Any idea what could be causing this now?

Some ideas crossed my mind. Are you using suspend or hibernate? If so, do keep the power plug connected when you hibernate? How old is your CMOS battery?

Regardless of the answer to the first question, IRQ problems can also occur if the card is not properly situated in the PCI slot or the system lost connection to the card at some point. How much power does your PSU generate and how much does your graphics card require?

Thinking that ksoftirqd/0 is responsible for cpu#0 and the nvidia gpu is using msi on cpu#1, I’m not sure how to make the nvidia driver responsible for this. Looking at what sits on cpu#0, there are two of your nics (even an old tulip as a bridge interface for virtualbox?) using apic, I don’t think that’s very efficient. Maybe take a look at those nics first.

On the motherboard I had two NICs which died so I’m using one on a PCI card. The two dead NICs appeared in /proc/interrupts so I removed the driver as a module in the kernel and now they don’t. For reasons I don’t understand, this seems to have fixed the GUI freezes which were due to the four kernel threads ksoftirqd. I agree that the nvidia driver (with new video card) was not responsible for these freezes.
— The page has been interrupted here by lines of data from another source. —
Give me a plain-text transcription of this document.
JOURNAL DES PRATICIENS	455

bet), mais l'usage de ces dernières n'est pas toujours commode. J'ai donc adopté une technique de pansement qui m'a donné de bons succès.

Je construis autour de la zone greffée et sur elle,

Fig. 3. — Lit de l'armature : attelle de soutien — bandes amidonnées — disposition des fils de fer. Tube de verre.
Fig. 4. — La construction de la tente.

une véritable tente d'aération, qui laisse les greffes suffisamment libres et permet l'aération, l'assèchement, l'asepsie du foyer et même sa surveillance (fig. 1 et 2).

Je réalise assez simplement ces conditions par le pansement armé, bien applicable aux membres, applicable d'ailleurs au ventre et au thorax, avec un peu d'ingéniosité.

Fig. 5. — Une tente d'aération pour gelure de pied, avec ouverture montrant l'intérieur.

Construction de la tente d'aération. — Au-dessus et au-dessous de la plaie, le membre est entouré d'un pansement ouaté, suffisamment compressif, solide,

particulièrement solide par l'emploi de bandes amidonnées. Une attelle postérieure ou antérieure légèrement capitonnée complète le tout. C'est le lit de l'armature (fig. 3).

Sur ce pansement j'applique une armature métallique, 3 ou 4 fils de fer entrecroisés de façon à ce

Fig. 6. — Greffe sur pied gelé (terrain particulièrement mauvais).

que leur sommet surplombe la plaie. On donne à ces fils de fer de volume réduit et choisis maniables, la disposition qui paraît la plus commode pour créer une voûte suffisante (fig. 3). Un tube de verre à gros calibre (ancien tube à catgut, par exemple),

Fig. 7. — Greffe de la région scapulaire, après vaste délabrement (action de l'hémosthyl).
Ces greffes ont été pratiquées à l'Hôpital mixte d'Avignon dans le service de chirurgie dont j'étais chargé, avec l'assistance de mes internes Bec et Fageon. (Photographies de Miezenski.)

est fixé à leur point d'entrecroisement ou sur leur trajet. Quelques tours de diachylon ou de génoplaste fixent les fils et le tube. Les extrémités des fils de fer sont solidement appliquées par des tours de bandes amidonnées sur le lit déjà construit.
I’m grateful to generix and HussamT for their advice. Off to install nvidia-drivers-390.116!

Maybe check if you can completely disable the onboard nics in bios. Removing the driver obviously stopped the interrupt storm but you never know what else they’re doing.

Many thanks. I never would have thought of this. Found them both and disabled them in the BIOS.